I would not think so either. In fact, I would feel insulted if someone used the word “the” beside my name. So, “the fact sawtawn is preceded by ‘ha,’ which means ‘the,’ shows us that it is a common noun, and refers to a title of someone or something and not a proper noun that would indicate the name of someone or something.”1
Common Noun and Proper Noun
Many of us already know what a noun is. Nouns are words that give a name for people, places, thing or ideas, and there are even many different types of nouns. A proper noun uses a capital letter when naming specific things, ideas, places and or people. When it comes to a common noun, it also gives the name of things, ideas, places, and people, such as men, kitten, town and sandal, but they are not seen as specific as the proper noun is.
Proper hermeneutics “…is the science and art of understanding, translating, and explaining the meaning of the Scripture text,”2 to determine what the original audience understood a passage of Scripture to mean. Since a word tends to change its meaning over time, it is appropriate to know the time frame of the letter. By knowing the date, we then would know what vocabulary was being used at the time.
Who is the bogeyman?
A bogeyman is said to be a legendary ghost-like monster. The bogeyman, within Christianity and religious circles, is said to be Satan. This Satan is looked at as a proper noun instead of a common noun, which is what makes this bogeyman out to be scary.
Not only do most religions, within Christianity, has a Satan, that goes by a proper noun, but they also have demons who are said to submit to this Satan. Furthermore, Satan is said to go by other names such as Lucifer, the devil, the dragon, the beast, the antichrist, the serpent, the anointed cherub and maybe even others. However, the other names the Satan, in Christianity, is said to go by could easily be seen as a common noun other than for Lucifer, which was a mistranslation from the Latin “the morning Star” which turns it into a common noun.
Ellicott’s Commentary for English Readers has this to say about Lucifer:
“The word for Lucifer is, literally, the shining one, the planet Venus, the morning star, the son of the dawn, as the symbol of the Babylonian power, which was so closely identified with astrolatry.”3
If we were brave enough to read the Bible, we could understand what devil and demons really are. Such as in Leviticus or Deuteronomy these devils and demons, taught within Christian circles, are none other than man-made hairy goat-idols.4
Albert Barnes’ Notes on the Whole Bible has this to share about devils:
Devils – The word in the original is the “shaggy goat” of Leviticus 4:23. But it is sometimes employed, as here, to denote an object of pagan worship or a demon dwelling in the deserts 2 Chronicles 11:15; Isaiah 13:21; Isaiah 34:14. The worship of the goat, accompanied by the foulest rites, prevailed in Lower Egypt; and the Israelites may have been led into this snare while they dwelt in Egypt.
Did Israel believe in Devils and Demons?
For Israel, during the early days of their establishment, under the covenant with Abraham, and later broken off into twelve tribes through the sons of Jacob, it was known that they did not believe in demons or other gods.
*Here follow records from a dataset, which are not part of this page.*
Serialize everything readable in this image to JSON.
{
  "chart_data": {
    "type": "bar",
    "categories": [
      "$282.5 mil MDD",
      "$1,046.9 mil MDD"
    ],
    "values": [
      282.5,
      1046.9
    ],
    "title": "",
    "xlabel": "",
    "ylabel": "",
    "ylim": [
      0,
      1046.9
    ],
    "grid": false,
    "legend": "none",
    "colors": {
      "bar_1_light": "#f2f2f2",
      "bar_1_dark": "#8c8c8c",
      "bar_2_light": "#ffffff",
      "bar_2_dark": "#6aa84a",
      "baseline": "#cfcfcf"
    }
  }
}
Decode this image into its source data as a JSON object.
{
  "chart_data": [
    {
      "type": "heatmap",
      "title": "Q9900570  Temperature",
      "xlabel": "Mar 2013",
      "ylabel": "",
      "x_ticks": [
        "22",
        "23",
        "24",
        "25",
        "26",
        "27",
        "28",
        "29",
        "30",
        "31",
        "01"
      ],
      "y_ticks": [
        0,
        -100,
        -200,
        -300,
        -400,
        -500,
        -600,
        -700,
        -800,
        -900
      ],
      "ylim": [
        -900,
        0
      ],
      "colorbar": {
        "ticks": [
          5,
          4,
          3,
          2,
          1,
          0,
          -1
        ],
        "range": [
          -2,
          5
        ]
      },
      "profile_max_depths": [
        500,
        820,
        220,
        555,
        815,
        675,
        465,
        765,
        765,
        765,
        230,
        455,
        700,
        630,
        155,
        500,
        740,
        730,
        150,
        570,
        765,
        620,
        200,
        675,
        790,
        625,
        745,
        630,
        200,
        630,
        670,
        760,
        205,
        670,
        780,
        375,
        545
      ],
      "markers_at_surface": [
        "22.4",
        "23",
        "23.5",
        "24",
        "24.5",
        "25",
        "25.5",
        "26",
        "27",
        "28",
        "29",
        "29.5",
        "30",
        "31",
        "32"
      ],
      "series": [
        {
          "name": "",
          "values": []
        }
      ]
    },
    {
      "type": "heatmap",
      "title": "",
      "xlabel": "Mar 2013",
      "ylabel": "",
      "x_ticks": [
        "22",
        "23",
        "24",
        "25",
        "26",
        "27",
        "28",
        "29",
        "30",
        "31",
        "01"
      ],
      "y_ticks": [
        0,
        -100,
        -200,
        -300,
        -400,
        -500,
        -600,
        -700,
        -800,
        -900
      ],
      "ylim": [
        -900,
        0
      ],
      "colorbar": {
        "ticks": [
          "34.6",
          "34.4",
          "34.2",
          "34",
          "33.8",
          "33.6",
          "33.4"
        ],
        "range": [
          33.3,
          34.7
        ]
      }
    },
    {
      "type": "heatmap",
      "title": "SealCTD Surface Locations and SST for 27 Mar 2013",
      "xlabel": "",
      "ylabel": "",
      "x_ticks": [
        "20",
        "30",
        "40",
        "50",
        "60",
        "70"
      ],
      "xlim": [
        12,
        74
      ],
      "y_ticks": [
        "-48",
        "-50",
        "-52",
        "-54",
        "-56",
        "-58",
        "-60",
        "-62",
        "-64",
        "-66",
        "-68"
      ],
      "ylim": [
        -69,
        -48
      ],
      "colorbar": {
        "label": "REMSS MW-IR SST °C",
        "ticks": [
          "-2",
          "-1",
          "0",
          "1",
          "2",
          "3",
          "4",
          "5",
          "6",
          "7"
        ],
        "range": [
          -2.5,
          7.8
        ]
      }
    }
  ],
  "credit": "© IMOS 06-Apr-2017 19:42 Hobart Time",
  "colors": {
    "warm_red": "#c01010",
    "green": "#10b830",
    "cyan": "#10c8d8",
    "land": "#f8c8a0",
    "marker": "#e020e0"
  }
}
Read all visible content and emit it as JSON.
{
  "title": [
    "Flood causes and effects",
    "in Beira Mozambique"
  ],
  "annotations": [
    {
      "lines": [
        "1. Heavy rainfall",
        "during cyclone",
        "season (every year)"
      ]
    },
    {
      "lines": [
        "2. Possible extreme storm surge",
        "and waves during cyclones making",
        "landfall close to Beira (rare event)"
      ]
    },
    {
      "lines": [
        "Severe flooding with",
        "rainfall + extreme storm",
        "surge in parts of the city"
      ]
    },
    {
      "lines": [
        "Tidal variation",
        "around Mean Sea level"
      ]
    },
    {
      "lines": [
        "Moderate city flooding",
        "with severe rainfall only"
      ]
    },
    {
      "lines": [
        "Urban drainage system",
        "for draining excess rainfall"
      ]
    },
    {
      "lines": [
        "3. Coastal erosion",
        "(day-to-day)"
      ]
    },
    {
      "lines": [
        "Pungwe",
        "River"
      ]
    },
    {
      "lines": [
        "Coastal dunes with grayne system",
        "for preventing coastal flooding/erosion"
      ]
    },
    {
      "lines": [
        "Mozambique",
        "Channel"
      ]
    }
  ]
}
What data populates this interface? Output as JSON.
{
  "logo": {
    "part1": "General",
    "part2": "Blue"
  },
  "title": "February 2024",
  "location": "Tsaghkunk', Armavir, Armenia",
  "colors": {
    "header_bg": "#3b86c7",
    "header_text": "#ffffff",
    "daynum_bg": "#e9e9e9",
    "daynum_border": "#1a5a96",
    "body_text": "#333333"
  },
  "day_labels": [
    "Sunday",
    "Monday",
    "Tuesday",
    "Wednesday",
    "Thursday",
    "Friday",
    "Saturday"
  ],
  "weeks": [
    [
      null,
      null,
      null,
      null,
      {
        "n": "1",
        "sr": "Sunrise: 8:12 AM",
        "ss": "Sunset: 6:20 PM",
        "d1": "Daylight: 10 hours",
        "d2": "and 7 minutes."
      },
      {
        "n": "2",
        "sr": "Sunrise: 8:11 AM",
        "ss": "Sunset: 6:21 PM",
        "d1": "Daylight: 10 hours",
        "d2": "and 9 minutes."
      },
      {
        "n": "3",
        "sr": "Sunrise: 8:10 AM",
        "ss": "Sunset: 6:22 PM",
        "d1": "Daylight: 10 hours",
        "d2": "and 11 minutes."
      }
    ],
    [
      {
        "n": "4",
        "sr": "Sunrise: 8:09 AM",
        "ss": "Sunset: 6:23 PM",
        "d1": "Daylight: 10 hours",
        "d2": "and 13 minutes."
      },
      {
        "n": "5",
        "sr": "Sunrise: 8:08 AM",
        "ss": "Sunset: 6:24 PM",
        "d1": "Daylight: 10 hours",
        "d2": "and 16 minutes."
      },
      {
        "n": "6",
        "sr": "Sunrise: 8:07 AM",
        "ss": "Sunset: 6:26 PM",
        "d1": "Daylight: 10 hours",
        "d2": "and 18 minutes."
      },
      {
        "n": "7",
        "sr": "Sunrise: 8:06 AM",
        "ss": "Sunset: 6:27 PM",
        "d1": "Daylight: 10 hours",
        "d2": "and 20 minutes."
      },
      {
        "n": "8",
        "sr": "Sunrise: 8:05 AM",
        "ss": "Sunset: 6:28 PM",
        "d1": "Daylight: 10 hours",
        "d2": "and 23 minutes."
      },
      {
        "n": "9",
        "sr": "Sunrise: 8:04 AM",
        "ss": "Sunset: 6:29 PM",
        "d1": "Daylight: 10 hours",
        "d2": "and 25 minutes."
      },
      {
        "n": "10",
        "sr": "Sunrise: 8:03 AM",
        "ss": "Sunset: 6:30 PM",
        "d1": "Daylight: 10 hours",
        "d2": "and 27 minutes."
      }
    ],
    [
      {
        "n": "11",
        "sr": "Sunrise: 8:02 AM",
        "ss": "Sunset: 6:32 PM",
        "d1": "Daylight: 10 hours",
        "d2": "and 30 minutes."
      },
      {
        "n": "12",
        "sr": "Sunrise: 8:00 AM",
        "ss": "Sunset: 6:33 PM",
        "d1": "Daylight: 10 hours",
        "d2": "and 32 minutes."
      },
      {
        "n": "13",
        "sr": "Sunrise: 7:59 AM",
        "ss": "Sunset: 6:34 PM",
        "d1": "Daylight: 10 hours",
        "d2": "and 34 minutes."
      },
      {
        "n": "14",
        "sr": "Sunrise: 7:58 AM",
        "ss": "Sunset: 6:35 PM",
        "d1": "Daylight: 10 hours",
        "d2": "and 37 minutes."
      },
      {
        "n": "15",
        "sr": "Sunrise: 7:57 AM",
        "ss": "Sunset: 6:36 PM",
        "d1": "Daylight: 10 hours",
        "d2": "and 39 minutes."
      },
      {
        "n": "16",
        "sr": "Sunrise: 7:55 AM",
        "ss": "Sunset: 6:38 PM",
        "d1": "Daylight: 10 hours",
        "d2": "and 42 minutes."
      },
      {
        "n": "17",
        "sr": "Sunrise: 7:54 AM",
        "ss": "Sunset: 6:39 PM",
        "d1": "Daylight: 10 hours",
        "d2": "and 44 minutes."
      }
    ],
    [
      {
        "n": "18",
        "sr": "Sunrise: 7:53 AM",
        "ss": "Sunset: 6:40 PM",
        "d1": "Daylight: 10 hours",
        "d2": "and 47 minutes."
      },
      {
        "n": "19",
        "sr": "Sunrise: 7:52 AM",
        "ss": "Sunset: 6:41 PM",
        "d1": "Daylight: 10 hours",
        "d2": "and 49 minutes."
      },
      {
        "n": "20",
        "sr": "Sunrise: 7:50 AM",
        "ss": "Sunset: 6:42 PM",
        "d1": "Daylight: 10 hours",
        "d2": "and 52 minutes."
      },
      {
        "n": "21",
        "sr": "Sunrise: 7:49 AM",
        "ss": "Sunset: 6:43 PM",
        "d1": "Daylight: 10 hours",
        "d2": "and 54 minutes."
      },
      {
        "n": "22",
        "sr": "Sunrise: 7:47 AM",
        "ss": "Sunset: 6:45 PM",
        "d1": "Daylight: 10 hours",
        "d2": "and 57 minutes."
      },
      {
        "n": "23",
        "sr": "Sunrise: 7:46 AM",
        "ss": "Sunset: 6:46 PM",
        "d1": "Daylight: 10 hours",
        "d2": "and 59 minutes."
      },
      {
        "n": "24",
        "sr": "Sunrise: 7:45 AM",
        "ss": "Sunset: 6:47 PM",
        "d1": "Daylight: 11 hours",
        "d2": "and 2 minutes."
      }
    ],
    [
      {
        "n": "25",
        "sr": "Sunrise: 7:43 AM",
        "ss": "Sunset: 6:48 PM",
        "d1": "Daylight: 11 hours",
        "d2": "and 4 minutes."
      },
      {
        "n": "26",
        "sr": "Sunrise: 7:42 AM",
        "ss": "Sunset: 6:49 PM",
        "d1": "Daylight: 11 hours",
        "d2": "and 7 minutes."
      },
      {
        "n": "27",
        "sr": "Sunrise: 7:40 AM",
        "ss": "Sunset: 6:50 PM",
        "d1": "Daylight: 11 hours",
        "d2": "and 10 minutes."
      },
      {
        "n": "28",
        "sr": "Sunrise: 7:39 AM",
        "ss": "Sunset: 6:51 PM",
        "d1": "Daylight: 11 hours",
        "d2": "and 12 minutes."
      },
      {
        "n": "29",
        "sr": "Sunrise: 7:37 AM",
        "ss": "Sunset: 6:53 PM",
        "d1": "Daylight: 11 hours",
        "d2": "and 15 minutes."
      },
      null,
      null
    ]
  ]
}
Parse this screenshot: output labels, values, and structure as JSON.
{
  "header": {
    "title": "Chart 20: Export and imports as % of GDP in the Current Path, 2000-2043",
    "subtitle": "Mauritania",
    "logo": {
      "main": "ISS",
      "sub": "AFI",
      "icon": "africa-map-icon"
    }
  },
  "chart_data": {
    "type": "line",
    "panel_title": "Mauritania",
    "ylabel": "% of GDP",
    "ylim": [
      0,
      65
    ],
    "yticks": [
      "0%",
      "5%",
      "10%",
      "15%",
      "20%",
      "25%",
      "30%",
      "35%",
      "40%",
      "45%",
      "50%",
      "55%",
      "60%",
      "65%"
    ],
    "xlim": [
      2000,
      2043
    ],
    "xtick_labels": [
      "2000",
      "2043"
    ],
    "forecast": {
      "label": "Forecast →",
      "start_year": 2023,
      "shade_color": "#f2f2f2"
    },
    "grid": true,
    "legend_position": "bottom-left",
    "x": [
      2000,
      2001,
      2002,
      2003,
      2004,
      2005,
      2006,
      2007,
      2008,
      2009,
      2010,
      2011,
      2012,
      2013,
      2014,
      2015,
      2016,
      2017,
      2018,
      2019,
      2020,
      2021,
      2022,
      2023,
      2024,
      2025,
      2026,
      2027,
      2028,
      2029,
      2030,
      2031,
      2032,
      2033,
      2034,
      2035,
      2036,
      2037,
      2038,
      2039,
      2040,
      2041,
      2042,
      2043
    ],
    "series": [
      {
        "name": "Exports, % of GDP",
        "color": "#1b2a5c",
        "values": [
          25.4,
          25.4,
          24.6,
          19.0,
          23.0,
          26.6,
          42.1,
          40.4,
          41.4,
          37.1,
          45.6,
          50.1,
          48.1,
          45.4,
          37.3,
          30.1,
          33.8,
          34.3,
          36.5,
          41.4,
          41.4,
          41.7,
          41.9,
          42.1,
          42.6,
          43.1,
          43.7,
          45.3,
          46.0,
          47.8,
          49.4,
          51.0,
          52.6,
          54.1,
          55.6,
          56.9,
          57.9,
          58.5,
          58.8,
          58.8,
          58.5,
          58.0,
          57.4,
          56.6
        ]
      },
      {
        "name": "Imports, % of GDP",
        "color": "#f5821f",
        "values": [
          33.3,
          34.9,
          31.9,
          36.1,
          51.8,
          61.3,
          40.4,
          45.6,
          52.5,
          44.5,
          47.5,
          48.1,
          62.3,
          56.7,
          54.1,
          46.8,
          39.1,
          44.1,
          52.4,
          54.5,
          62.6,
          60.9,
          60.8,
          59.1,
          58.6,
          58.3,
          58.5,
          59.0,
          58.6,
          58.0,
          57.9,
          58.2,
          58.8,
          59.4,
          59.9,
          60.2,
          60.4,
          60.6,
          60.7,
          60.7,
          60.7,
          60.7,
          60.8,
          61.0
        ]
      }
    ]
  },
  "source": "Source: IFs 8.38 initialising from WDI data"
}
Yahweh even declared to Israel, in Isaiah 45:5, Deut. 4:35, Ex. 9:14, Isaiah 43:10 and many others, that there is no other god and never has there been.
The only way for Israel, which is the sons of Jacob broken off into twelve tribes, to have ever given regard to devils and demons as gods, the way most in Christian circles believe these days, is when they were in bondage being influenced by pagan worship by other nations.